There is nothing worse than being in a group of people and feeling like you don’t belong—feeling unable to verbalize what is wrong or what can make you happy. The worst part is you want to change but you can’t, because you can’t even pinpoint where to start. Through all this you continue to sit, enduring knowingly that you are trapped in the hellish dichotomy of judging and being judged. That basically explains my freshman year (with the assistance of emotional word choice).

But what I have come to realize, appreciate and “bow down” to over the past three years are the powerful notions that as human beings we have been given the gift of fear and alternatively courage to conquer that fear and the gift of vulnerability and alternately knowledge to understand that vulnerability is but a testament to our complex and beautiful character. Through all of the bull-shit, and holy-shits and falling-in-shit I have found constants in my life that remind how much I have grown, and the capacity I have to continually grow. For me climbing is a constant. Whether it is a constant battle, series of accomplishments, failures, envies, frustrations, injuries, mental break downs, best days of my life, rough skin, bleeding skin, “ooo’s” and “ahhs” climbing is always there, and will always remind me that I can achieve anything I want to.

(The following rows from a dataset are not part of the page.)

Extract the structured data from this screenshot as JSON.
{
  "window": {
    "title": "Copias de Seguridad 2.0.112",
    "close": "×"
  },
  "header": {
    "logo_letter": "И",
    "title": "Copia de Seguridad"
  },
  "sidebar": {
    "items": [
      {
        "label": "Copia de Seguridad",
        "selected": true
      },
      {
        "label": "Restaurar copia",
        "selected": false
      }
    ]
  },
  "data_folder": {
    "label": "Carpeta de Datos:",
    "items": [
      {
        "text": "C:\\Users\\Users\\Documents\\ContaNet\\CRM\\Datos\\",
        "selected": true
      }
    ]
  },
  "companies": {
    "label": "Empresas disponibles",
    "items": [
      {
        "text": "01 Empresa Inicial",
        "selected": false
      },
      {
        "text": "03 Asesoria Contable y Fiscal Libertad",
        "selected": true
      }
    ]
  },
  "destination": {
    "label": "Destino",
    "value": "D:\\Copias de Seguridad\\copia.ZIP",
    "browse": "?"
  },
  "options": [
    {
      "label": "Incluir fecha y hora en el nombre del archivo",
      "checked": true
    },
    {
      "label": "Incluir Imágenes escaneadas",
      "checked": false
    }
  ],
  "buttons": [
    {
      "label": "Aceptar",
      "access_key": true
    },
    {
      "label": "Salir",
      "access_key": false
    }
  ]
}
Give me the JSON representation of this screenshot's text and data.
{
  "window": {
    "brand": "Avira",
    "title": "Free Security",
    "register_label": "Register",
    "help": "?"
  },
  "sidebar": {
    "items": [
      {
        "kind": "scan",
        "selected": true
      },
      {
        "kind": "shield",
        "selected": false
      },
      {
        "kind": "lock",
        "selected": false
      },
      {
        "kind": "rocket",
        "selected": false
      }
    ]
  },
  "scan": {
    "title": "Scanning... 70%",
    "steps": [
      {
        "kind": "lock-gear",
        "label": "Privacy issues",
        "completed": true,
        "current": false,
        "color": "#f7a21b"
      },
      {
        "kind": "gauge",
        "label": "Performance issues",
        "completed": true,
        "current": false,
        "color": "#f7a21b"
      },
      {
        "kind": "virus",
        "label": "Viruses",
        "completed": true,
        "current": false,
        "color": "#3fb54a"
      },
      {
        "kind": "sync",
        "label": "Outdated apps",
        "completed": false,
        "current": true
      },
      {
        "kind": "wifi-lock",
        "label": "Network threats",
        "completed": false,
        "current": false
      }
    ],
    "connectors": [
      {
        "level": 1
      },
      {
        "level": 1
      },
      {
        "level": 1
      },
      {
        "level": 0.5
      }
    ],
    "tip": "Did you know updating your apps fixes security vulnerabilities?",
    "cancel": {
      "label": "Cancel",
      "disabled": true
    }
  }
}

Over the past three years you all have reminded me why I climb and why I continue to climb. It never mattered what level you were at, or what level you aimed to be at…what mattered and matters now is that we all share a passion for the freedom that climbing gives us. You are my people, the people that have some of the most interesting stories, the gnarliest hands, the longest hair, the strongest wills, the most enriched lives and my greatest respect. This is not because you are on the team—hell you could be here because you are just curious. No, this is because I have watched each of you push yourself every time you rope up and jump onto the wall, I have watched you move up the climbing grades and work through plateaus, and I have watched you take the biggest risk of them all and that is exposing yourself to the unknown. So hold on to your passion, whether it be climbing, surfing, knitting, eating, sleeping…whatever because your passion will take you past your potential, it will lead you into the future with a powerful unadulterated, untouchable force.